LE JOURNALISME AMATEUR constitue un âge unique dans l’histoire de la jeunesse américaine. Le grand public l’ignore souvent ; ses praticiens sont relativement peu nombreux en regard des millions de citoyens de notre nation. Pourtant, sont issus de ses rangs journalistes professionnels, rédacteurs en chef, auteurs, éditeurs, inventeurs, gouverneurs, sénateurs, juges, ambassadeurs, avocats, banquiers, hommes d’église et enseignants, des hommes et des femmes à l’œuvre dans tous les domaines ou presque. Toutes et tous ont ressenti au fil du temps l’influence de leur expérience du journalisme amateur dans leurs années de jeunesse et de formation.
Il est aisé de décrire les caractéristiques physiques de cette institution.
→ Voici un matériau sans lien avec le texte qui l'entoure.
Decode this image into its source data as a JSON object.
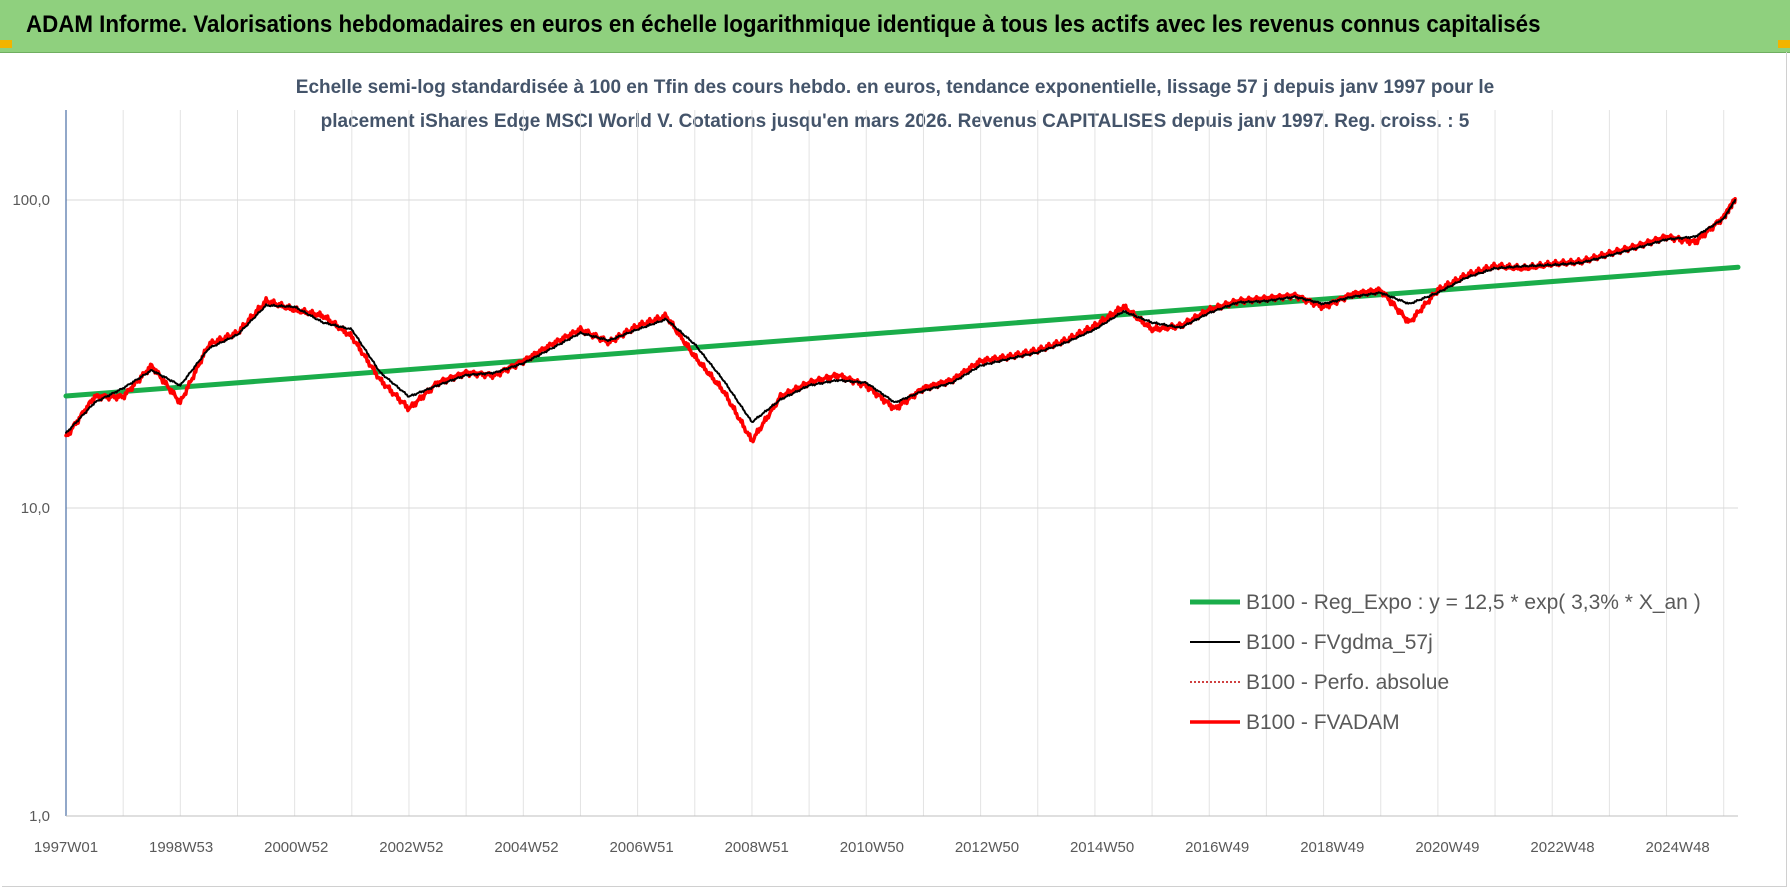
{
  "banner": {
    "title": "ADAM Informe. Valorisations hebdomadaires en euros en échelle logarithmique identique à tous les actifs avec les revenus connus capitalisés"
  },
  "colors": {
    "banner": "#8fd07e",
    "accent_corner": "#f2b400",
    "subtitle_text": "#44546a",
    "regression": "#1aad4a",
    "moving_average": "#000000",
    "absolute_perf": "#c00000",
    "fvadam": "#ff0000"
  },
  "chart_data": {
    "type": "line",
    "title": "Echelle semi-log standardisée à 100 en Tfin des cours hebdo. en euros, tendance exponentielle, lissage 57 j depuis janv 1997 pour le placement iShares Edge MSCI World V. Cotations jusqu'en mars 2026. Revenus CAPITALISES depuis janv 1997. Reg. croiss. : 5",
    "title_lines": [
      "Echelle semi-log standardisée à 100 en Tfin des cours hebdo. en euros, tendance exponentielle, lissage 57 j depuis janv 1997 pour le",
      "placement iShares Edge MSCI World V. Cotations jusqu'en mars 2026. Revenus CAPITALISES depuis janv 1997. Reg. croiss. : 5"
    ],
    "y_scale": "log",
    "ylim": [
      1,
      100
    ],
    "grid": true,
    "legend_position": "bottom-right",
    "x_tick_labels": [
      "1997W01",
      "1998W53",
      "2000W52",
      "2002W52",
      "2004W52",
      "2006W51",
      "2008W51",
      "2010W50",
      "2012W50",
      "2014W50",
      "2016W49",
      "2018W49",
      "2020W49",
      "2022W48",
      "2024W48"
    ],
    "y_tick_labels": [
      {
        "value": 1,
        "label": "1,0"
      },
      {
        "value": 10,
        "label": "10,0"
      },
      {
        "value": 100,
        "label": "100,0"
      }
    ],
    "x_start_year": 1997.0,
    "x_end_year": 2026.25,
    "series": [
      {
        "name": "B100 - Reg_Expo : y = 12,5 * exp( 3,3% *  X_an )",
        "style": "regression",
        "x": [
          1997.0,
          2026.25
        ],
        "values": [
          23.1,
          60.5
        ]
      },
      {
        "name": "B100 - FVgdma_57j",
        "style": "moving_average",
        "x": [
          1997.0,
          1997.5,
          1998.0,
          1998.5,
          1999.0,
          1999.5,
          2000.0,
          2000.5,
          2001.0,
          2001.5,
          2002.0,
          2002.5,
          2003.0,
          2003.5,
          2004.0,
          2004.5,
          2005.0,
          2005.5,
          2006.0,
          2006.5,
          2007.0,
          2007.5,
          2008.0,
          2008.5,
          2009.0,
          2009.5,
          2010.0,
          2010.5,
          2011.0,
          2011.5,
          2012.0,
          2012.5,
          2013.0,
          2013.5,
          2014.0,
          2014.5,
          2015.0,
          2015.5,
          2016.0,
          2016.5,
          2017.0,
          2017.5,
          2018.0,
          2018.5,
          2019.0,
          2019.5,
          2020.0,
          2020.5,
          2021.0,
          2021.5,
          2022.0,
          2022.5,
          2023.0,
          2023.5,
          2024.0,
          2024.5,
          2025.0,
          2025.5,
          2026.0,
          2026.2
        ],
        "values": [
          17.5,
          22.0,
          24.5,
          28.0,
          25.0,
          33.0,
          36.5,
          45.5,
          45.0,
          40.0,
          38.0,
          27.5,
          23.0,
          25.0,
          27.0,
          27.5,
          29.5,
          33.0,
          37.0,
          35.0,
          38.0,
          41.0,
          34.0,
          26.0,
          19.0,
          22.5,
          25.0,
          26.0,
          25.5,
          22.0,
          24.0,
          25.5,
          29.0,
          30.5,
          32.0,
          34.5,
          38.0,
          43.5,
          40.0,
          38.5,
          43.0,
          46.5,
          47.0,
          48.5,
          46.0,
          48.5,
          50.0,
          46.0,
          50.0,
          56.0,
          60.0,
          61.0,
          61.5,
          62.5,
          66.0,
          70.0,
          74.5,
          76.0,
          87.0,
          100.0
        ]
      },
      {
        "name": "B100 - Perfo. absolue",
        "style": "absolute_perf",
        "x": [],
        "values": []
      },
      {
        "name": "B100 - FVADAM",
        "style": "fvadam",
        "x": [
          1997.0,
          1997.5,
          1998.0,
          1998.5,
          1999.0,
          1999.5,
          2000.0,
          2000.5,
          2001.0,
          2001.5,
          2002.0,
          2002.5,
          2003.0,
          2003.5,
          2004.0,
          2004.5,
          2005.0,
          2005.5,
          2006.0,
          2006.5,
          2007.0,
          2007.5,
          2008.0,
          2008.5,
          2009.0,
          2009.5,
          2010.0,
          2010.5,
          2011.0,
          2011.5,
          2012.0,
          2012.5,
          2013.0,
          2013.5,
          2014.0,
          2014.5,
          2015.0,
          2015.5,
          2016.0,
          2016.5,
          2017.0,
          2017.5,
          2018.0,
          2018.5,
          2019.0,
          2019.5,
          2020.0,
          2020.5,
          2021.0,
          2021.5,
          2022.0,
          2022.5,
          2023.0,
          2023.5,
          2024.0,
          2024.5,
          2025.0,
          2025.5,
          2026.0,
          2026.2
        ],
        "values": [
          17.0,
          23.0,
          23.0,
          29.0,
          22.0,
          34.0,
          37.0,
          47.0,
          44.0,
          42.0,
          36.0,
          26.0,
          21.0,
          25.5,
          27.5,
          27.0,
          30.0,
          34.0,
          38.0,
          34.5,
          39.0,
          42.0,
          31.0,
          24.0,
          16.5,
          23.0,
          25.5,
          27.0,
          25.0,
          21.0,
          24.5,
          26.0,
          30.0,
          31.0,
          32.5,
          35.0,
          39.0,
          45.0,
          38.0,
          39.0,
          44.0,
          47.0,
          48.0,
          49.0,
          45.0,
          49.5,
          51.0,
          40.0,
          51.0,
          57.0,
          61.0,
          60.0,
          62.0,
          63.0,
          67.0,
          71.0,
          76.0,
          73.0,
          88.0,
          101.0
        ]
      }
    ]
  }
}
Celui qui le fit sans doute le mieux est Finlay Grant, qui, lors de son enfance aux confins de la Nouvelle-Écosse, publia un journal amateur intitulé The Boys’ Folio : « Le journalisme amateur est une organisation réunissant des jeunes qui rédigent, mettent en page, impriment, ou publient des revues miniatures dans l’objectif de s’améliorer individuellement, de passer des moments agréables ensemble et de faire progresser leurs organisations propres, » écrit le sieur Grant, qui présida plus tard l’Association nationale des journalistes amateurs.
Ces fascicules, souvent imprimés sur des presses amateur par les auteurs eux-mêmes, s’échangent entre éditeurs de tous les États de l’Union. Chaque année, la production de ces jeunes esprits compétents entre dans mille foyers et procure à mille familles un divertissement sain et un horizon plus ouvert. Le journalisme amateur forme ainsi une vaste société littéraire dont les membres expriment leurs opinions et commentent, critiquent et louent le travail d’écriture et d’impression les uns des autres. Éditeurs, poètes, auteurs d’essais et de fiction, ils sont en quête de prix littéraires, ou cherchent à décrocher un poste officiel dans une des multiples associations nationales ou d’État ; ils acquièrent ainsi la connaissance des rouages logistiques d’une organisation et de la pratique parlementaire. Le journalisme amateur est considéré comme un moyen d’émulation intellectuelle. Il est souvent qualifié de « monde des lettres miniature », une définition à la fois précise et complète.
Comme l’indique leur nom, ces journaux ne sont pas publiés dans un but lucratif. Le mot « amateur » vient d’amator, qui aime. James M. Beck, qui fut journaliste amateur avant d’entrer au Congrès et de devenir avocat général, explique ainsi : « L’amour de la littérature, et non l’amour du lucre, est la condition sine qua non, la caractéristique essentielle du journaliste amateur. La jeunesse est incontestablement sous-entendue dans notre acception du terme. Je définirais le journaliste amateur comme une jeune personne qui envisage la littérature non comme une profession mais pour le plaisir que sa création procure. » Les motivations impérieuses du journalisme amateur sont donc l’amusement, la gloire et l’enrichissement intellectuel.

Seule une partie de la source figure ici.